表題番号:2018B-104
日付:2019/04/05
研究課題Drainage problems for the multidimensional thin film equation
| 研究者所属(当時) | 資格 | 氏名 | |
|---|---|---|---|
| (代表者) | 理工学術院 国際理工学センター(理工学術院) | 准教授 | ボーウェン マーク |
| (連携研究者) | Duke University | Professor | T. P. Witelski |
| (連携研究者) | Bucknell University | Professor | L. Smolka |
- 研究成果概要
- 1) Working with Professor T P Witelski (Duke University, USA), we have
been studying out-diffusion solutions of the so-called
thin film equation (a fourth order parabolic partial differential
equation) on a finite multi-dimensional domain; this extends our recent
previous work on the one-dimensional problem.
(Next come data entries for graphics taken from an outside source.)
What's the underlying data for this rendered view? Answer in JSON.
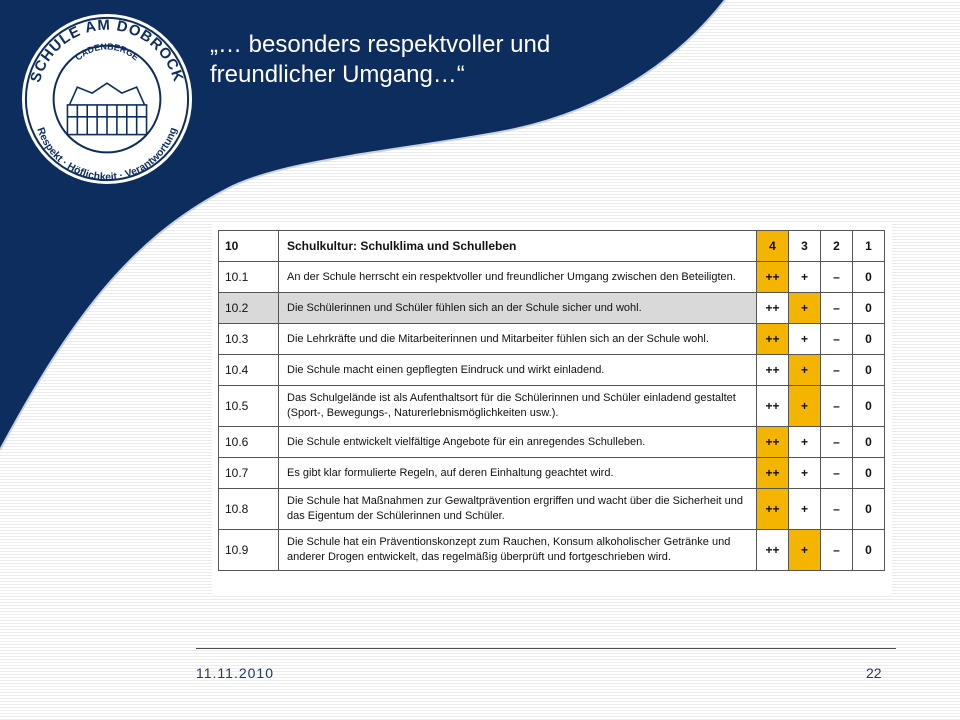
{
  "slide": {
    "title": "„… besonders respektvoller und freundlicher Umgang…“",
    "footer_date": "11.11.2010",
    "page_number": "22"
  },
  "logo": {
    "top_text": "SCHULE AM DOBROCK",
    "town_text": "CADENBERGE",
    "bottom_text": "Respekt · Höflichkeit · Verantwortung"
  },
  "colors": {
    "navy": "#0d2d5e",
    "highlight": "#f5b400",
    "grey_row": "#d9d9d9"
  },
  "table": {
    "header": {
      "num": "10",
      "text": "Schulkultur: Schulklima und Schulleben",
      "scores": [
        "4",
        "3",
        "2",
        "1"
      ]
    },
    "rows": [
      {
        "num": "10.1",
        "text": "An der Schule herrscht ein respektvoller und freundlicher Umgang zwischen den Beteiligten.",
        "scores": [
          "++",
          "+",
          "–",
          "0"
        ]
      },
      {
        "num": "10.2",
        "text": "Die Schülerinnen und Schüler fühlen sich an der Schule sicher und wohl.",
        "scores": [
          "++",
          "+",
          "–",
          "0"
        ]
      },
      {
        "num": "10.3",
        "text": "Die Lehrkräfte und die Mitarbeiterinnen und Mitarbeiter fühlen sich an der Schule wohl.",
        "scores": [
          "++",
          "+",
          "–",
          "0"
        ]
      },
      {
        "num": "10.4",
        "text": "Die Schule macht einen gepflegten Eindruck und wirkt einladend.",
        "scores": [
          "++",
          "+",
          "–",
          "0"
        ]
      },
      {
        "num": "10.5",
        "text": "Das Schulgelände ist als Aufenthaltsort für die Schülerinnen und Schüler einladend gestaltet (Sport-, Bewegungs-, Naturerlebnismöglichkeiten usw.).",
        "scores": [
          "++",
          "+",
          "–",
          "0"
        ]
      },
      {
        "num": "10.6",
        "text": "Die Schule entwickelt vielfältige Angebote für ein anregendes Schulleben.",
        "scores": [
          "++",
          "+",
          "–",
          "0"
        ]
      },
      {
        "num": "10.7",
        "text": "Es gibt klar formulierte Regeln, auf deren Einhaltung geachtet wird.",
        "scores": [
          "++",
          "+",
          "–",
          "0"
        ]
      },
      {
        "num": "10.8",
        "text": "Die Schule hat Maßnahmen zur Gewaltprävention ergriffen und wacht über die Sicherheit und das Eigentum der Schülerinnen und Schüler.",
        "scores": [
          "++",
          "+",
          "–",
          "0"
        ]
      },
      {
        "num": "10.9",
        "text": "Die Schule hat ein Präventionskonzept zum Rauchen, Konsum alkoholischer Getränke und anderer Drogen entwickelt, das regelmäßig überprüft und fortgeschrieben wird.",
        "scores": [
          "++",
          "+",
          "–",
          "0"
        ]
      }
    ]
  }
}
While considering this problem, we decided first to make a preliminary study of the related problem for the lower (second) order porous medium equation. In this context, we have constructed analytically self-similar solutions that act as large time attractors for solutions defined on sectorial [quarter, half-plane and three-quarter-plane] domains. We have confirmed these results using numerical simulations.
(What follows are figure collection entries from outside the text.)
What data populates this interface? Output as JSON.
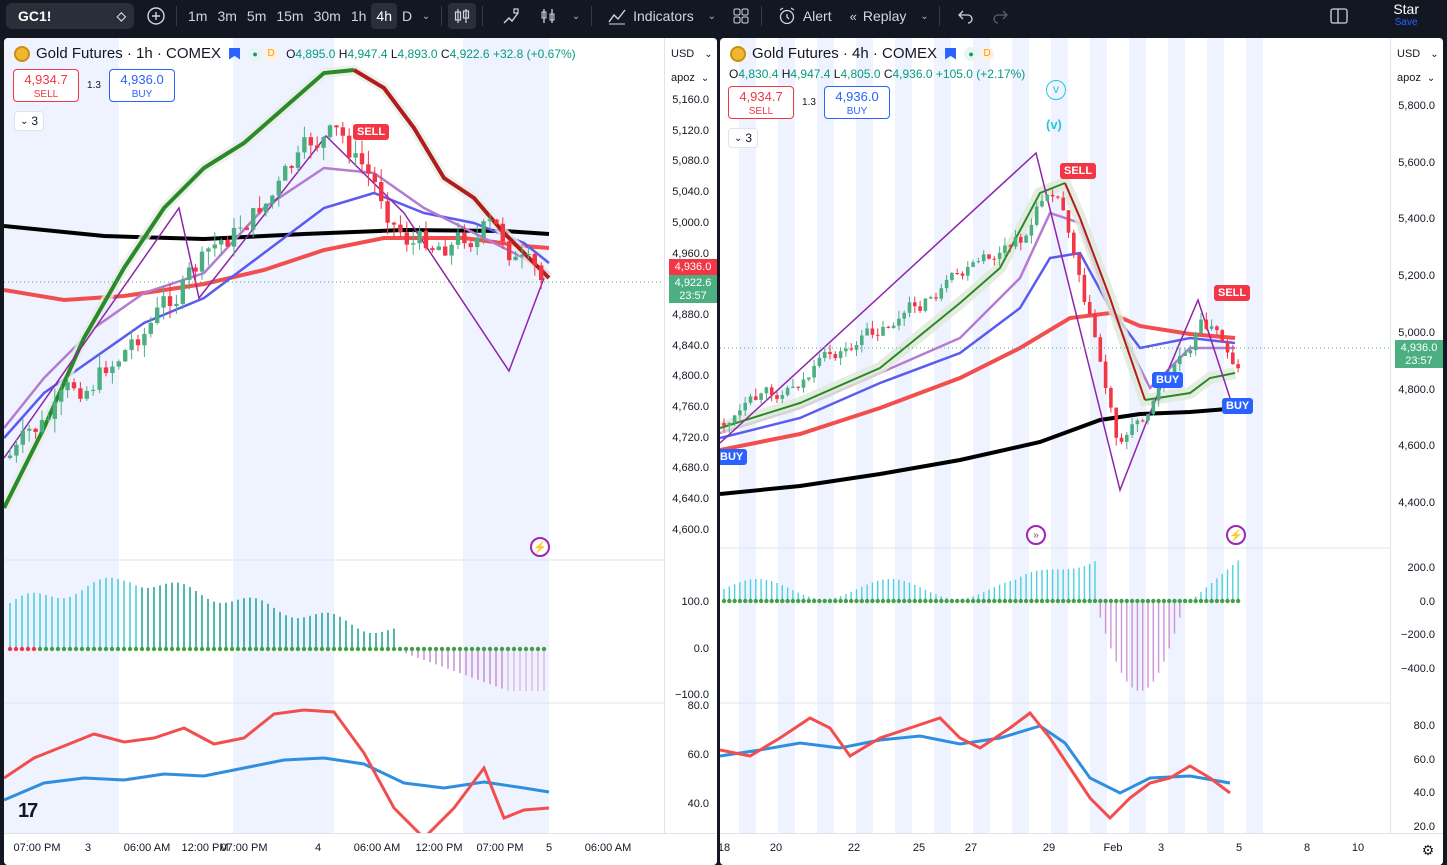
{
  "toolbar": {
    "symbol": "GC1!",
    "intervals": [
      "1m",
      "3m",
      "5m",
      "15m",
      "30m",
      "1h",
      "4h",
      "D"
    ],
    "active_interval": "4h",
    "indicators_label": "Indicators",
    "alert_label": "Alert",
    "replay_label": "Replay",
    "user_name": "Star",
    "save_label": "Save"
  },
  "colors": {
    "up": "#4caf82",
    "down": "#f23645",
    "accent": "#2962ff"
  },
  "left": {
    "title": "Gold Futures · 1h · COMEX",
    "ohlc": {
      "o": "4,895.0",
      "h": "4,947.4",
      "l": "4,893.0",
      "c": "4,922.6",
      "chg": "+32.8 (+0.67%)"
    },
    "sell_price": "4,934.7",
    "sell_label": "SELL",
    "buy_price": "4,936.0",
    "buy_label": "BUY",
    "spread": "1.3",
    "collapse_count": "3",
    "currency": "USD",
    "scale_mode": "apoz",
    "price_ticks": [
      "5,160.0",
      "5,120.0",
      "5,080.0",
      "5,040.0",
      "5,000.0",
      "4,960.0",
      "4,920.0",
      "4,880.0",
      "4,840.0",
      "4,800.0",
      "4,760.0",
      "4,720.0",
      "4,680.0",
      "4,640.0",
      "4,600.0"
    ],
    "last_buy_tag": "4,936.0",
    "last_price_tag": "4,922.6",
    "countdown": "23:57",
    "macd_ticks": [
      "100.0",
      "0.0",
      "−100.0"
    ],
    "rsi_ticks": [
      "80.0",
      "60.0",
      "40.0"
    ],
    "time_ticks": [
      "07:00 PM",
      "3",
      "06:00 AM",
      "12:00 PM",
      "07:00 PM",
      "4",
      "06:00 AM",
      "12:00 PM",
      "07:00 PM",
      "5",
      "06:00 AM"
    ],
    "signal_sell": "SELL"
  },
  "right": {
    "title": "Gold Futures · 4h · COMEX",
    "ohlc": {
      "o": "4,830.4",
      "h": "4,947.4",
      "l": "4,805.0",
      "c": "4,936.0",
      "chg": "+105.0 (+2.17%)"
    },
    "sell_price": "4,934.7",
    "sell_label": "SELL",
    "buy_price": "4,936.0",
    "buy_label": "BUY",
    "spread": "1.3",
    "collapse_count": "3",
    "currency": "USD",
    "scale_mode": "apoz",
    "price_ticks": [
      "5,800.0",
      "5,600.0",
      "5,400.0",
      "5,200.0",
      "5,000.0",
      "4,800.0",
      "4,600.0",
      "4,400.0"
    ],
    "last_price_tag": "4,936.0",
    "countdown": "23:57",
    "macd_ticks": [
      "200.0",
      "0.0",
      "−200.0",
      "−400.0"
    ],
    "rsi_ticks": [
      "80.0",
      "60.0",
      "40.0",
      "20.0"
    ],
    "time_ticks": [
      "18",
      "20",
      "22",
      "25",
      "27",
      "29",
      "Feb",
      "3",
      "5",
      "8",
      "10"
    ],
    "signal_sell_1": "SELL",
    "signal_sell_2": "SELL",
    "signal_buy_1": "BUY",
    "signal_buy_2": "BUY",
    "signal_buy_3": "BUY",
    "wave_label_1": "v",
    "wave_label_2": "(v)"
  }
}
2) While working on this project, I established a new working relationship with Professor L. Smolka (Bucknell University, USA) looking at how thin films evolve in a periodic domain (corresponding physically to the external surface of a cylinder) under the combined effects of gravity (drainage) and thermal stresses (leading to a non-convex convective flux of fluid). The interaction of convective effects and surface tension (fourth order parabolic terms) yields solutions containing non-classical shock dynamics, such as undercompressive-compressive shock pairs and undercompressive shocks-rarefaction fans. We are currently writing up the results of this research for publication in the near future.